= National Institute of Hydrology =

National Institute of Hydrology (NIH) is an autonomous society under Ministry of Water Resources, River Development & Ganga Rejuvenation, Government of India and has been functioning as a research Institute in the area of hydrology and water resources in the country since 1979 in Roorkee City. Main objectives of the institute are to undertake, support, promote and coordinate systematic and scientific research work in all aspects of Hydrology and Water Resources.

The institute acts as a centre of excellence for transfer of technology, human resources development and institutional development in specialized areas of hydrology and conducts user defined, demand-driven research through collaboration with relevant national and international organizations. The institute vigorously pursues capacity development activities by organizing training programs for field engineers, scientists, researchers, NGOs etc. The institute is focusing studies and R&D in the thrust areas of impact of climate change on water resources; integrated water resources management; groundwater modeling and management; flood and drought management; regional hydrology; hydrology of extremes; reservoir/lake sedimentation; watershed hydrology; and water quality assessment in specific areas.

The institute has its headquarters at Roorkee (Uttarakhand, India). It has Seven Regional centres at Belagavi, Jodhpur , Jammu,Kakinada and Bhopal and two Centres for Flood Management Studies at Guwahati and Patna. The NIH has a partnership with the Indian Institutes of Technology (IIT).

== Objectives ==
NIH carries out basic, applied, and strategic research in hydrology and water resources. It aims to develop methodologies for the optimum utilization of water resources, to develop methodologies for water and environmental sustainability, to propagate emerging technologies in water resources development, to protect the society from water related hazards, and to develop mass awareness for water conservation and optimum utilization.

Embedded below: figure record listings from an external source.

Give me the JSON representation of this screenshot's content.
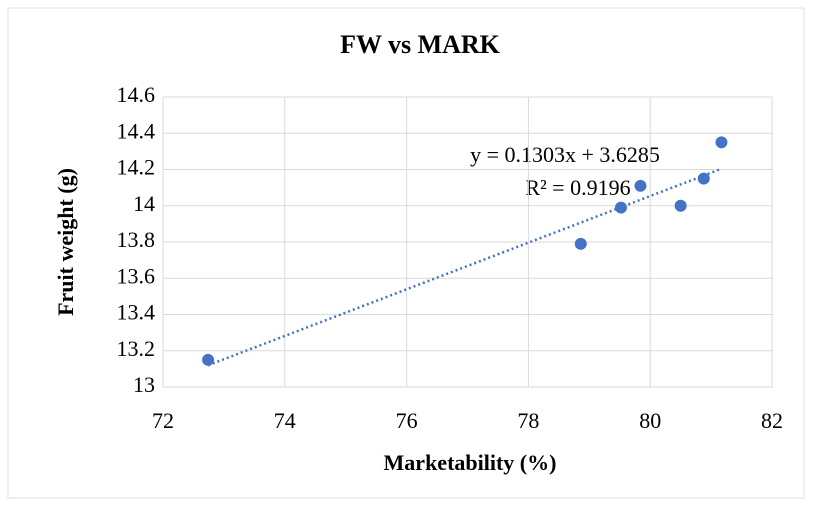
{
  "chart_data": {
    "type": "scatter",
    "title": "FW vs MARK",
    "x_label": "Marketability (%)",
    "y_label": "Fruit weight (g)",
    "series": [
      {
        "name": "FW",
        "color": "#4472c4",
        "x": [
          72.74,
          78.86,
          79.52,
          79.84,
          80.5,
          80.88,
          81.17
        ],
        "values": [
          13.15,
          13.79,
          13.99,
          14.11,
          14.0,
          14.15,
          14.35
        ]
      }
    ],
    "trendline": {
      "type": "linear",
      "color": "#4472c4",
      "style": "dotted"
    },
    "annotations": [
      "y = 0.1303x + 3.6285",
      "R² = 0.9196"
    ],
    "xlim": [
      72,
      82
    ],
    "xticks": [
      72,
      74,
      76,
      78,
      80,
      82
    ],
    "ylim": [
      13,
      14.6
    ],
    "yticks": [
      13,
      13.2,
      13.4,
      13.6,
      13.8,
      14,
      14.2,
      14.4,
      14.6
    ],
    "grid": true
  }
}
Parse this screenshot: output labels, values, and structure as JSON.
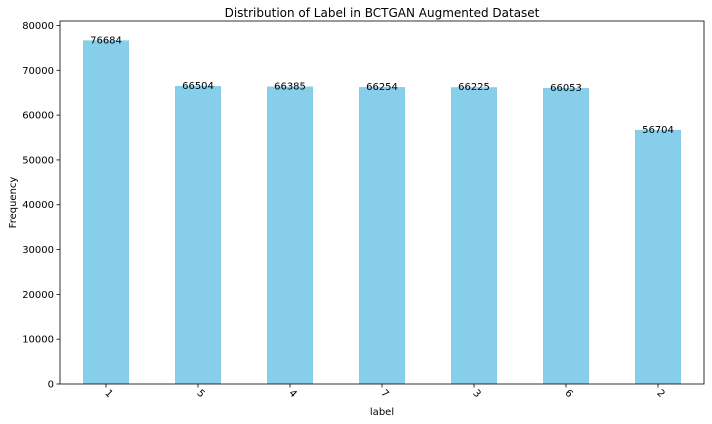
{
  "chart_data": {
    "type": "bar",
    "title": "Distribution of Label in BCTGAN Augmented Dataset",
    "xlabel": "label",
    "ylabel": "Frequency",
    "categories": [
      "1",
      "5",
      "4",
      "7",
      "3",
      "6",
      "2"
    ],
    "values": [
      76684,
      66504,
      66385,
      66254,
      66225,
      66053,
      56704
    ],
    "data_labels": [
      "76684",
      "66504",
      "66385",
      "66254",
      "66225",
      "66053",
      "56704"
    ],
    "ylim": [
      0,
      81000
    ],
    "yticks": [
      0,
      10000,
      20000,
      30000,
      40000,
      50000,
      60000,
      70000,
      80000
    ],
    "ytick_labels": [
      "0",
      "10000",
      "20000",
      "30000",
      "40000",
      "50000",
      "60000",
      "70000",
      "80000"
    ],
    "bar_color": "#87CEEB",
    "xtick_rotation": 45,
    "grid": false,
    "legend": "none"
  }
}
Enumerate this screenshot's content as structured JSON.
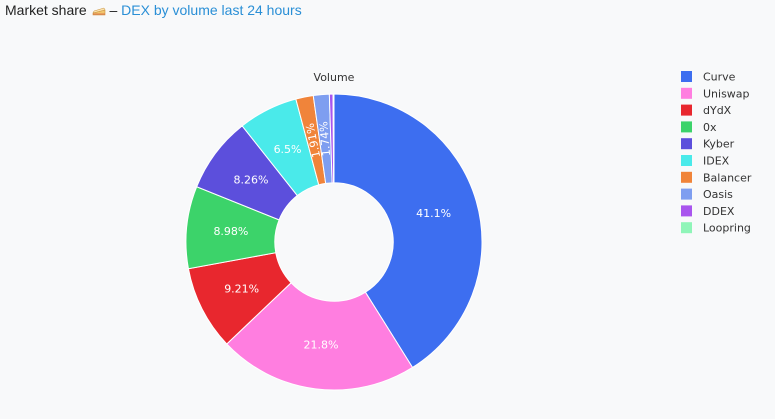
{
  "header": {
    "title": "Market share",
    "separator": " – ",
    "subtitle": "DEX by volume last 24 hours",
    "icon": "cake-icon"
  },
  "colors": {
    "background": "#f8f9fa",
    "link": "#2a8fd6"
  },
  "chart_data": {
    "type": "pie",
    "hole": 0.4,
    "title": "Volume",
    "legend_position": "right",
    "categories": [
      "Curve",
      "Uniswap",
      "dYdX",
      "0x",
      "Kyber",
      "IDEX",
      "Balancer",
      "Oasis",
      "DDEX",
      "Loopring"
    ],
    "values": [
      41.1,
      21.8,
      9.21,
      8.98,
      8.26,
      6.5,
      1.91,
      1.74,
      0.4,
      0.1
    ],
    "labels": [
      "41.1%",
      "21.8%",
      "9.21%",
      "8.98%",
      "8.26%",
      "6.5%",
      "1.91%",
      "1.74%",
      "",
      ""
    ],
    "colors": [
      "#3d6ef0",
      "#ff7ee0",
      "#e8272e",
      "#3cd36a",
      "#5c4fdc",
      "#4aeaea",
      "#f0843a",
      "#7e9ef0",
      "#a955ee",
      "#8ff5b8"
    ]
  }
}
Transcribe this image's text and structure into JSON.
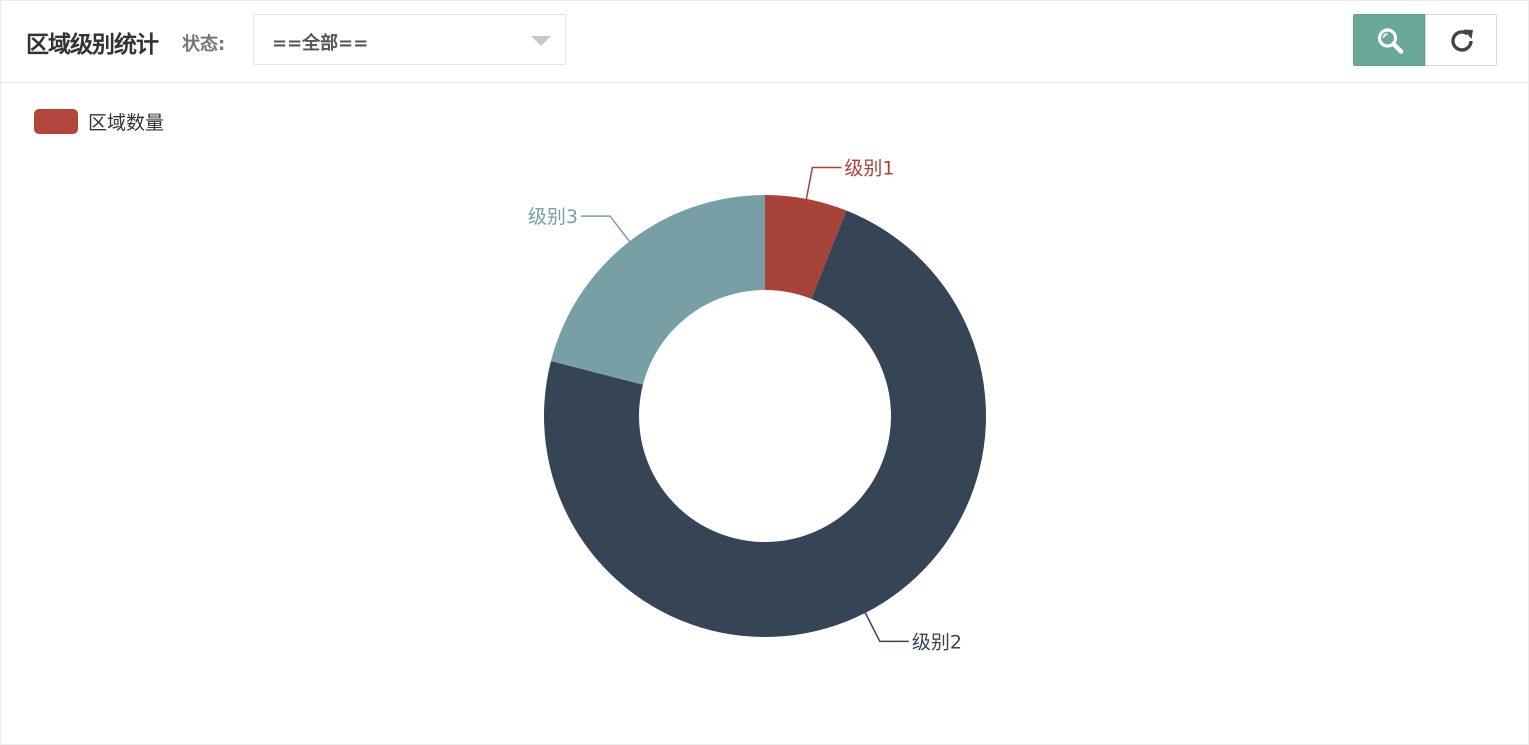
{
  "header": {
    "title": "区域级别统计",
    "status_label": "状态:",
    "status_select": {
      "value": "==全部=="
    },
    "search_button_icon": "search-icon",
    "refresh_button_icon": "refresh-icon"
  },
  "chart_data": {
    "type": "pie",
    "donut": true,
    "legend": {
      "position": "top-left",
      "entries": [
        "区域数量"
      ]
    },
    "series": [
      {
        "name": "区域数量",
        "data": [
          {
            "name": "级别1",
            "value": 6,
            "color": "#a8433a"
          },
          {
            "name": "级别2",
            "value": 73,
            "color": "#364555"
          },
          {
            "name": "级别3",
            "value": 21,
            "color": "#789fa5"
          }
        ]
      }
    ]
  },
  "colors": {
    "accent": "#6aa897",
    "legend": "#b0463c"
  }
}
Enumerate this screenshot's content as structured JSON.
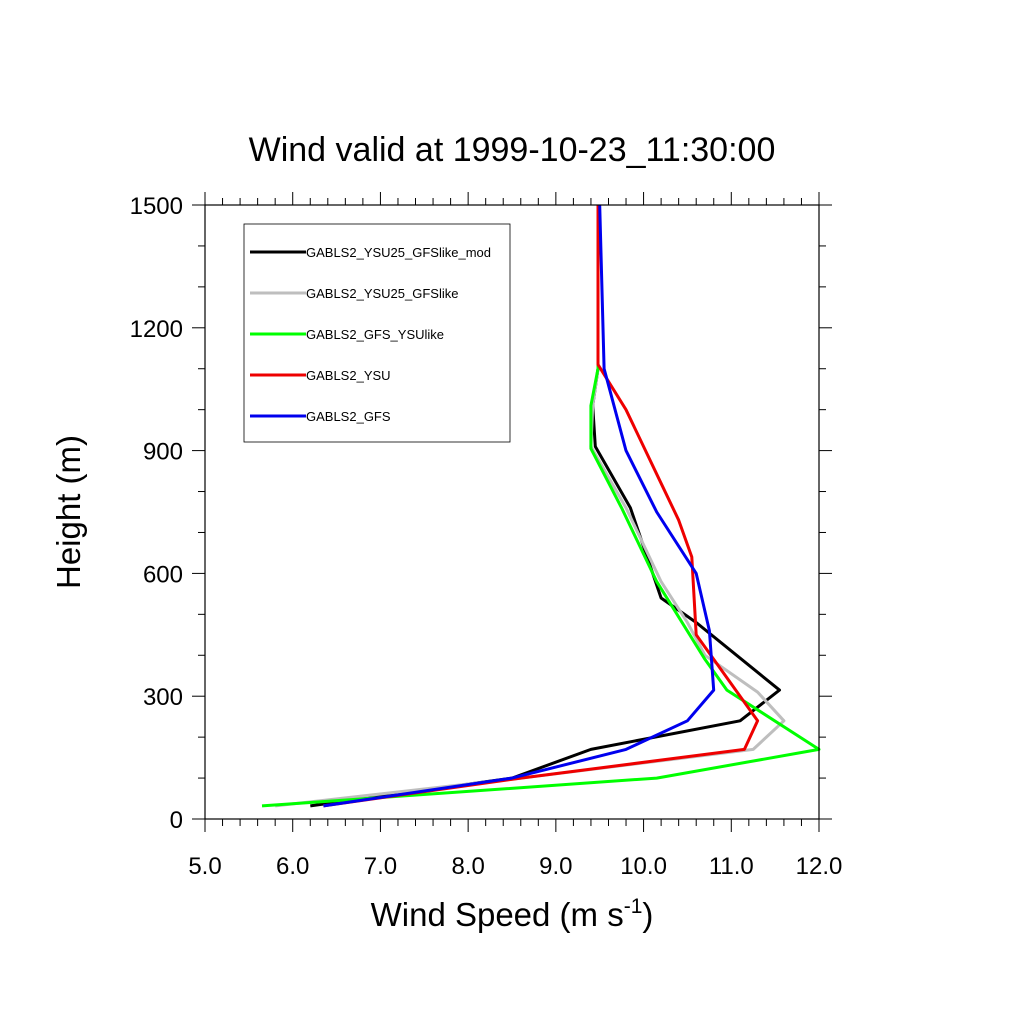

The specific objectives of NIH are as follows:

(1) To undertake, promote, assist, and coordinate systematic research and work in all aspects of hydrological sciences and other water-related disciplines, and to publish the findings and results of research and investigations through appropriate offline and online media.

(2) To carry out modeling and other advanced techniques to aid in the resolution of pressing societal issues concerning water quantity and quality, including floods, droughts, groundwater, sedimentation, salinization, pollution, and climate change.

(3) To research and develop novel, cost-effective tools, techniques, methodologies, procedures, software, and field and laboratory instrumentation, to aid in the performance of its mission.

(4) To establish and maintain a live, dynamic and committed resource base in terms of staff, laboratories, equipment, libraries, and specialized expertise in hydrological sciences and other water-related fields.

(5) To propagate across society-at-large the application of emerging technologies in water resources development and management.

(6) To develop, maintain, and continuously improve its online presence to ensure the widest dissemination of its research.

(7) To collaborate with appropriate national and international organizations engaged in research in hydrological sciences.

(8) To carry out other activities that are considered by the NIH Society to be necessary, incidental, or conducive to the attainment of its mission.